Italian bonds declined on speculation an election this month will result in a hung parliament, setting back reform measures. Spanish securities fell before the government sells as much as 4 billion euros ($5.3 billion) of debt this week. German government securities outperformed all their regional peers, extending gains from last week when a report showed the euro-area economy shrank last quarter.
“Draghi’s comments are of the same dovish tenor as his recent statements,” said Ralf Umlauf, a research analyst at Landesbank Hessen-Thueringen in Frankfurt. “Markets are again pricing in the fantasy of an interest-rate cut and bunds have risen a little bit. We don’t think there will be a cut.”
Germany’s 10-year yield fell two basis points, or 0.02 percentage point, to 1.63 percent at 4:46 p.m. London time after dropping to 1.58 percent on Feb. 8, the lowest level since Jan. 25. The 1.5 percent bund due in February 2023 rose 0.215, or 2.15 euros per 1,000-euro face amount, to 98.82.
The overall situation in the euro-area remains fragile, even though the region has made “great progress” battling the sovereign-debt crisis, Draghi told lawmakers in the European Parliament in Brussels.
“Available indicators signal further weakness at the beginning of 2013, with domestic demand remaining dampened,” he said. “Even though we have yet to see sustained improvement in the real economy,” survey indicators have confirmed a stabilization at a low level, he said.
Euro-region GDP shrank 0.6 percent from the third quarter, the biggest decline since the first three months of 2009, the European Union’s statistics office said on Feb. 14. ECB policy makers next meet on March 7 after leaving their benchmark rate at a record low of 0.75 percent on Feb. 7.
Other so-called core bond markets also advanced. Austria’s 10-year yield dropped two basis points to 1.97 percent and France’s fell one basis point to 2.27 percent.
Volatility on Austrian bonds was the highest in euro-area markets, followed by those of the Netherlands and Germany, according to measures of 10-year debt, the spread between two-year and 10-year securities and credit-default swaps.
Italy’s 10-year yield rose the most in a week before the nation holds parliamentary elections on Feb. 24-25.
Front-runner Pier Luigi Bersani had 33.8 percent support in an SWG Institute survey published Feb. 8, the day before Italy’s two-week polling blackout began. That compares with 27.8 percent for former premier Silvio Berlusconi.
The nation’s 10-year yield climbed three basis points to 4.41 percent after rising as much as eight basis points, the most since Feb. 6. The rate has dropped more than 2.3 percentage points since Berlusconi offered his resignation on Nov. 8, 2011.
“Everybody is cautious in advance of the election so Italian yields could develop higher,” said Christian Reicherter, an analyst at DZ Bank AG in Frankfurt. “All the periphery is heading in that direction.”

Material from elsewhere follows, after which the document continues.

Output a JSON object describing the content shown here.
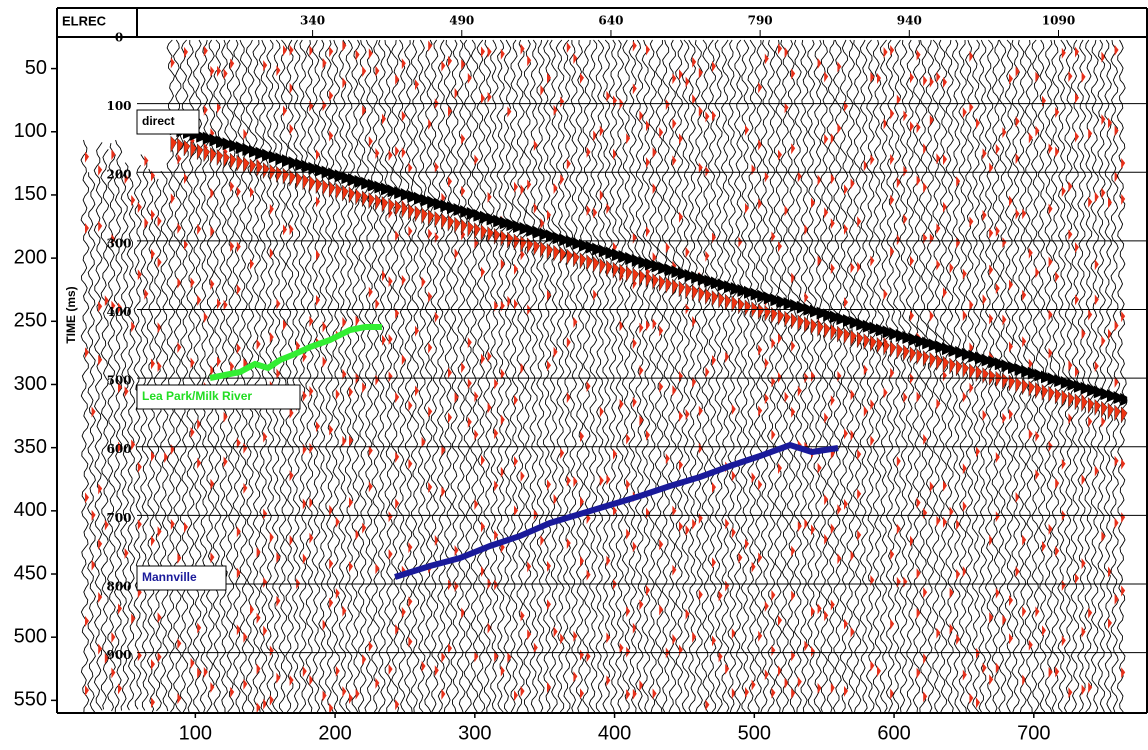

Spain’s 10-year yield increased four basis points to 5.24 percent. The Madrid-based treasury will sell securities due in 2015, 2019, and 2023 on Feb. 21.

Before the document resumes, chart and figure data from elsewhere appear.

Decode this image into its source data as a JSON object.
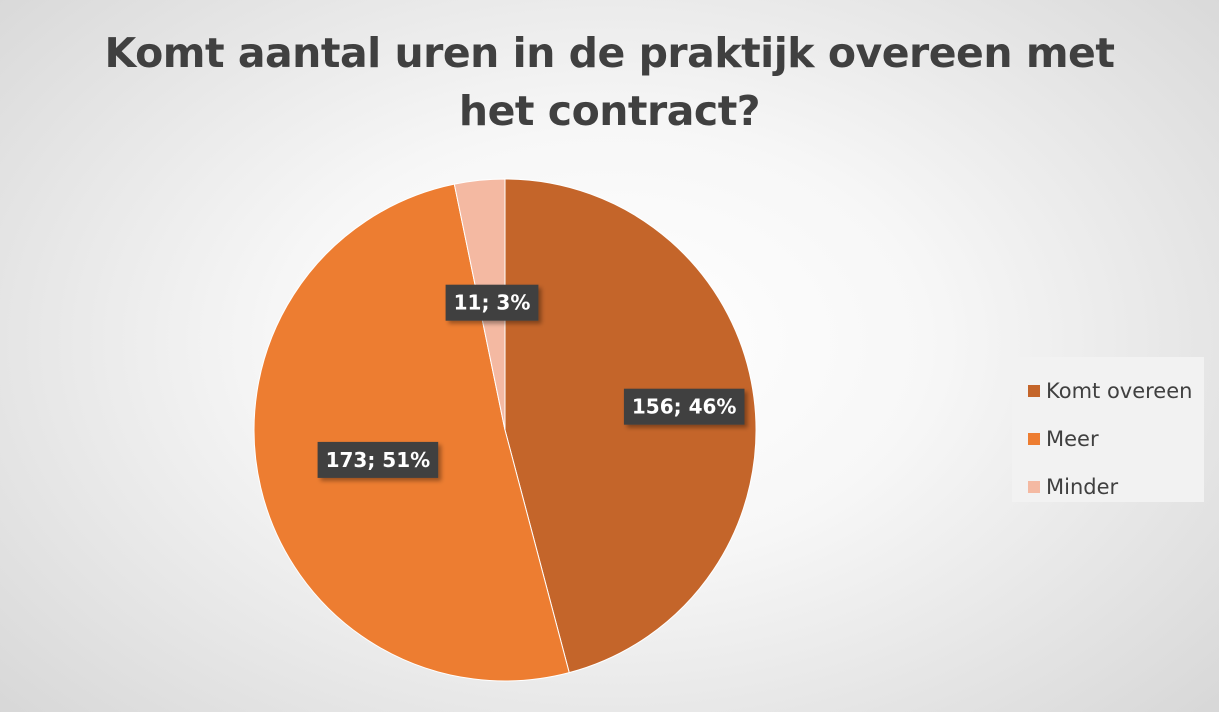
{
  "chart_data": {
    "type": "pie",
    "title": "Komt aantal uren in de praktijk overeen met het contract?",
    "title_lines": [
      "Komt aantal uren in de praktijk overeen met",
      "het contract?"
    ],
    "slices": [
      {
        "label": "Komt overeen",
        "value": 156,
        "percent": "46%",
        "data_label": "156; 46%",
        "color": "#c4652a"
      },
      {
        "label": "Meer",
        "value": 173,
        "percent": "51%",
        "data_label": "173; 51%",
        "color": "#ed7d31"
      },
      {
        "label": "Minder",
        "value": 11,
        "percent": "3%",
        "data_label": "11; 3%",
        "color": "#f4b9a2"
      }
    ],
    "legend_position": "right",
    "data_label_style": "dark box, white bold text"
  }
}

Germany is scheduled to auction 5 billion euros of 10-year bunds on Feb. 20.
Sweden’s bonds fell after the Financial Supervisory Authority extended a temporary floor on the discount rate used by pension funds, damping demand for the securities.
Insurance and pension companies can keep applying a floor to their discount rate until the end of 2013, compared with an initial deadline of June, the FSA said.
The country’s 10-year yield climbed two basis points to 2.04 percent.
German bonds handed investors a loss of 1.6 percent this year through Feb. 15, according to indexes compiled by Bloomberg and the European Federation of Financial Analysts Societies. French securities lost 1.7 percent and Italy’s gained 1.3 percent, the indexes show.